30 years of solving serious behavior problems in domestic dogs; expert in dog to human aggression; Internet columnist for ThePetChannel.com for 5 years; former radio talk show host, WHPC.FM, Garden City, NY "Bite Back" (1995 through 2000). List owner, international animal behavior experts, K9Shrinks@egroups.com. Seminar leader: "Operant Conditioning and Learning"; "Aggression in The Domestic Dog"; "Solving Problem Behaviors" -- conducted for various training facilities on Long Island from 1993 through 2000. Former clinical director of "Behavioral Abnormalities" in conjunction with Mark Beckerman, DVM, Hempstead, New York.

Organizations
Member, APDT (UK); Psychologists in Ethical Treatment with Animals

Publications
Harcourt Brace Learning Direct: "The Business of Dog Training" "The Fail Safe Dog: Brain Training, not Pain Training"

Education/Credentials
Ph.D., UC Berkeley

Past/Present Clients
Board of Directors: Northeast Dog Rescue Connection; The Dog Project; Sav-A-Dog Foundation; etc.

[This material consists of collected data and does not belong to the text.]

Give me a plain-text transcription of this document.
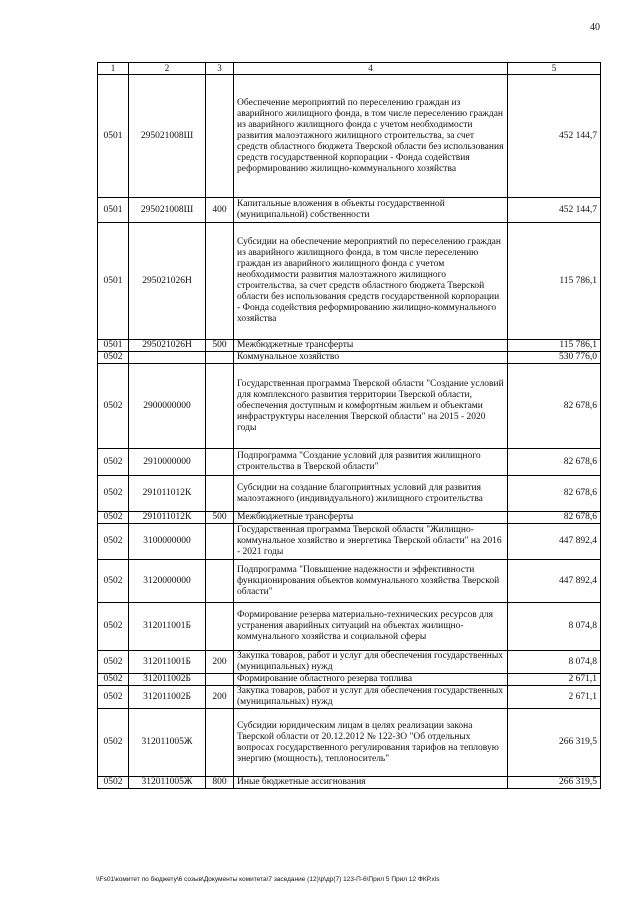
40
1	2	3	4	5
0501	295021008Ш		Обеспечение мероприятий по переселению граждан из аварийного жилищного фонда, в том числе переселению граждан из аварийного жилищного фонда с учетом необходимости развития малоэтажного жилищного строительства, за счет средств областного бюджета Тверской области без использования средств государственной корпорации - Фонда содействия реформированию жилищно-коммунального хозяйства	452 144,7
0501	295021008Ш	400	Капитальные вложения в объекты государственной (муниципальной) собственности	452 144,7
0501	295021026Н		Субсидии на обеспечение мероприятий по переселению граждан из аварийного жилищного фонда, в том числе переселению граждан из аварийного жилищного фонда с учетом необходимости развития малоэтажного жилищного строительства, за счет средств областного бюджета Тверской области без использования средств государственной корпорации - Фонда содействия реформированию жилищно-коммунального хозяйства	115 786,1
0501	295021026Н	500	Межбюджетные трансферты	115 786,1
0502			Коммунальное хозяйство	530 776,0
0502	2900000000		Государственная программа Тверской области "Создание условий для комплексного развития территории Тверской области, обеспечения доступным и комфортным жильем и объектами инфраструктуры населения Тверской области" на 2015 - 2020 годы	82 678,6
0502	2910000000		Подпрограмма "Создание условий для развития жилищного строительства в Тверской области"	82 678,6
0502	291011012К		Субсидии на создание благоприятных условий для развития малоэтажного (индивидуального) жилищного строительства	82 678,6
0502	291011012К	500	Межбюджетные трансферты	82 678,6
0502	3100000000		Государственная программа Тверской области "Жилищно-коммунальное хозяйство и энергетика Тверской области" на 2016 - 2021 годы	447 892,4
0502	3120000000		Подпрограмма "Повышение надежности и эффективности функционирования объектов коммунального хозяйства Тверской области"	447 892,4
0502	312011001Б		Формирование резерва материально-технических ресурсов для устранения аварийных ситуаций на объектах жилищно-коммунального хозяйства и социальной сферы	8 074,8
0502	312011001Б	200	Закупка товаров, работ и услуг для обеспечения государственных (муниципальных) нужд	8 074,8
0502	312011002Б		Формирование областного резерва топлива	2 671,1
0502	312011002Б	200	Закупка товаров, работ и услуг для обеспечения государственных (муниципальных) нужд	2 671,1
0502	312011005Ж		Субсидии юридическим лицам в целях реализации закона Тверской области от 20.12.2012 № 122-ЗО "Об отдельных вопросах государственного регулирования тарифов на тепловую энергию (мощность), теплоноситель"	266 319,5
0502	312011005Ж	800	Иные бюджетные ассигнования	266 319,5
\\Fs01\комитет по бюджету\6 созыв\Документы комитета\7 заседание (12)\р\др(7) 123-П-6\Прил 5 Прил 12 ФКР.xls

Pro Bono counselor: Little Shelter Humane Society My practice is presently limited to forensics. I diagnose cause of dog bite, based upon testimony before the Court, for attorneys and insurance companies litigating dog bites, including fatal injuries. I also do pro bono work for bona fide rescue organizations, humane societies, et al, regarding such analysis in an effort to obtain release for dogs being held for death in municipal shelters in the US.